Namun sosok Pasangan Mutammimul Ula dan Dra
Wirianingsih, Bc HK seolah seperti oase dipadang pasir, keduanya adalah
suami istri anggota DPR dari PKS, sosoknya dapat dijadikan sebagai
teladan dalam membangun keluarga kita. Mutammimul Ula mampu mengatur dan
membina keluarganya dengan baik, kalau dikeluarganya berhasil tentu
saja bisa menjadi tolak ukur komitmennya untuk membangun dan membela
rakyat.
Pertanyaannya sederhananya, jika keluarganya saja tidak terurus bagaimana mungkin bisa mengurus rakyat?
Mutammimul Ula di karunia 11 orang anak yang semuanya mengukir prestasi menjadi penghafal Al Qur’an di usia muda
1. Afzalurahman Assalam
Hafal
Al-Qur’an pada usia 13 tahun.

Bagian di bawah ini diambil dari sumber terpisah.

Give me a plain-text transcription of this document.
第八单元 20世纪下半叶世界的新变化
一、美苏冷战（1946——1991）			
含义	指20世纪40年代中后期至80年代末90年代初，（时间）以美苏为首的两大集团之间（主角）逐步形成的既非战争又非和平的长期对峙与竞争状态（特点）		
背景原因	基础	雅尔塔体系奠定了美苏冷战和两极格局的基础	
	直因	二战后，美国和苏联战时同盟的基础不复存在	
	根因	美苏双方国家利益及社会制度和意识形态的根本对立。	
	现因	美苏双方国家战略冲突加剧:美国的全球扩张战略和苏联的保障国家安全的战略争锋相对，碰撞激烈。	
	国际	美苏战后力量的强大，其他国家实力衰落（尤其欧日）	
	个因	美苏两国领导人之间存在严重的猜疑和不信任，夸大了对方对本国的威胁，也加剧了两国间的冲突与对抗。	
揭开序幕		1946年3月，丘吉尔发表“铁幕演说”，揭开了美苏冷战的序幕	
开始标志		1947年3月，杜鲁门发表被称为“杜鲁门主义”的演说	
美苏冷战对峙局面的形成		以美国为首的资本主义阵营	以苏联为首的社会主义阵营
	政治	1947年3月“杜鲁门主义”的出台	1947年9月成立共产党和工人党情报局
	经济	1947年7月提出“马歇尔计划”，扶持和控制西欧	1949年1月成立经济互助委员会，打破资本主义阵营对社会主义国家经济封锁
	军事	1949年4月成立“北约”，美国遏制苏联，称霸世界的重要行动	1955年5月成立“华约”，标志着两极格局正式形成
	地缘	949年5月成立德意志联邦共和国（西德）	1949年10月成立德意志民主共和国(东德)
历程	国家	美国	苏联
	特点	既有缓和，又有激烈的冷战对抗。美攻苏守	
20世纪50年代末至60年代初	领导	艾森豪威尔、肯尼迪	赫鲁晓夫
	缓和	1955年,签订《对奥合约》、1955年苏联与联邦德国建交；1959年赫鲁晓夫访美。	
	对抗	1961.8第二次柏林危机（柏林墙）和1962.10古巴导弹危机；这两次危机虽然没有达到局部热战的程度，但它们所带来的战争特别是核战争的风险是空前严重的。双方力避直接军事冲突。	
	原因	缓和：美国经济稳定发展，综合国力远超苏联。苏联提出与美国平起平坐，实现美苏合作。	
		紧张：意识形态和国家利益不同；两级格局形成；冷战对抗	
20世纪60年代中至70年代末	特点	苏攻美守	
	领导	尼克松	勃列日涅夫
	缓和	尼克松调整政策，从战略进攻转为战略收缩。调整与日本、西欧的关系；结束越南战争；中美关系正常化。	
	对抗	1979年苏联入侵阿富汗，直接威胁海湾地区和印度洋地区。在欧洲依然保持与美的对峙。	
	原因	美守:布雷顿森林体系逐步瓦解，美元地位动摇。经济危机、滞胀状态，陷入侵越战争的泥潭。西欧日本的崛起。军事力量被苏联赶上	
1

Usia 23 tahun, semester akhir Teknik
Geofisika ITB. Juara I MTQ Putra Pelajar SMU se-Solo, Ketua Pembinaan
Majelis Taklim Salman ITB dan terpilih sebagai pesertaPertamina Youth
Programme 2007.
2. Faris Jihady Hanifa
Hafal Al-Qur’an
pada usia 10 tahun dengan predikat mumtaz. Usia 21 tahun dan duduk di
semester 7 Fakultas Syariat LIPIA. Peraih juara I lomba tahfiz Al-Qur’an
yang diselenggarakan oleh kerajaan Saudi di Jakarta tahun 2003, juara
olimpiade IPS tingkat SMA yang diselenggarakan UNJ tahun 2004, dan
sekarang menjadi Sekretaris Umum KAMMI Jakarta.
3. Maryam Qonitat
Hafal
Al-Qur’an sejak usia 16 tahun. Usia 19 tahun dan duduk di semester V
Fakultas Ushuluddin Universitas Al-Azhar Kairo. Pelajar teladan dan
lulusan terbaik Pesantren Husnul Khatimah 2006. Sekarang juga menghafal
hadits dan mendapatkan sanad Rasulullah dari Syaikh Al-Azhar.
4. Scientia Afifah Taibah
Hafal
29 juz sejak SMA. Usia 19 tahun dan duduk di Fakultas Hukum Universitas
Indonesia (UI). Saat SMP menjadi pelajar teladan dan saat SMA
memperoleh juara III lomba Murottal Al-Qur’an tingkat SMA se-Jakarta Selatan.
5. Ahmad Rasikh ‘Ilmi
Hafal
15 juz Al-Qur’an, dan duduk di MA Husnul Khatimah, Kuningan. Ia lulusan
terbaik SMPIT Al-Kahfi, juara I Kompetisi English Club Al-Kahfi dan
menjadi musyrif bahasa Arab MA Husnul Khatimah.
6. Ismail Ghulam Halim
Hafal
13 juz Al-Qur’an, dan duduk di SMAIT Al-Kahfi Bogor. Ia lulusan terbaik
SMPIT Al-Kahfi, juara lomba pidato bahasa Arab SMP se-Jawa Barat, serta
santri teladan, santri favorit, juara umum dan tahfiz terbaik tiga
tahun berturut-turut di SMPIT Al-Kahfi.
7. Yusuf Zaim Hakim
Hafal
9 juz Al-Qur’an dan duduk di SMPIT Al-Kahfi, Bogor. Prestasinya antara
lain: peringkat I di SDIT, peringkat I SMP, juara harapan I Olimpiade
Fisika tingkat Kabupaten Bogor, dan finalis Kompetisi tingkat Kabupaten
Bogor.
8. Muhammad Syaihul Basyir
Hafal Al-Qur’an 30 juz pada saat kelas 6 SD. Kelas I MTs Darul Qur’an, Bogor.
9. Hadi Sabila Rosyad
SDIT Al-Hikmah, Mampang, Jakarta Selatan dan hafal 2 juz Al-Qur’an. Diantara prestasinya dalah juara I lomba membaca puisi.
10. Himmaty Muyassarah
SDIT Al-Hikmah, Mampang, Jakarta Selatan dan hafal 2 juz Al-Qur’an.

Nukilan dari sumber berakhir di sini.